Examination of purulent choroidal atrophy

1. Histopathology: The choroid and the retina are separated from the lesion, and there are significant edema. The tissue thickening can reach 5 times of the thickness of the normal tissue. There is tissue necrosis in the choroid, optic ganglion cell layer and nerve fiber layer, and in the outer layer of the retina. The outer membrane has bleeding and organizing granuloma.

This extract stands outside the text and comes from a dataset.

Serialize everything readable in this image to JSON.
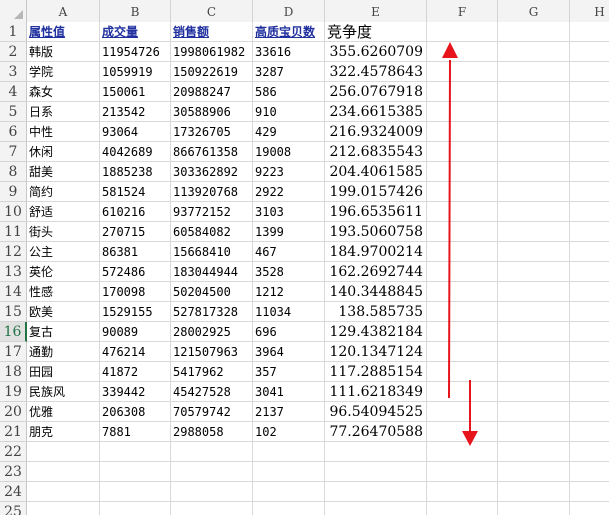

2. In the early stage of fundus fluorescein angiography, the lesions in the arterial phase showed weak fluorescence, which was due to tissue edema obscuration, or the choroidal capillaries were slowly filled or not filled, but the marginal part of weak fluorescence showed strong fluorescence, and the late stage of the angiography Tissue staining, strong fluorescence, optic disc vasodilation and fluorescence leakage, retinal vein filling, thickening of the wall, and leakage, angiography in the lesion area, choroidal capillaries and RPE disappeared under the retina There is scar tissue occlusion, irregular fluorescent dark areas appear, but the choroidal large vessels and surrounding choroidal capillaries develop normally, due to the diffusion from normal choroidal capillaries near the edge to the scar area, late imaging, tissue staining of the lesion area , showing uniform and strong fluorescence.

3. Indocyanine green angiography showed obvious persistent weak fluorescence in the acute phase of the disease, and the late lesions had sharp and clear edges. In some cases, focal strong fluorescence areas were observed outside the active inflammation area. In the subacute phase, the choroid is large, the middle blood vessels are visible in the lesion, the choroidal capillaries and the smaller choroidal vessels are delayed or unperfused, and the general staining and strong fluorescence in the lesion area are seen in the late stage. Due to the onset of old RPE and choroidal capillary atrophy after inflammation, angiography in the early filling phase showed delayed or no filling of the choroidal filling. With the loss of RPE and choroidal choroid, weak fluorescence was observed (Fig. 3), when choroidal neoplasia was present. When the blood vessels are seen, strong fluorescence of the new blood vessels is visible.

Diagnosis

Diagnosis and diagnosis of choroidal atrophy

The diagnosis is mainly based on the fundus manifestation and fundus fluorescein angiography. The early lesions are weakly fluorescent, the edges are strongly fluorescent, and the lesions are irregularly distributed in a map.

The disease should be differentiated from multiple posterior squamous pigment epithelial lesions, acute pigment epithelium, retinal choroiditis, age-related macular degeneration, and choroidal atrophy around the optic disc.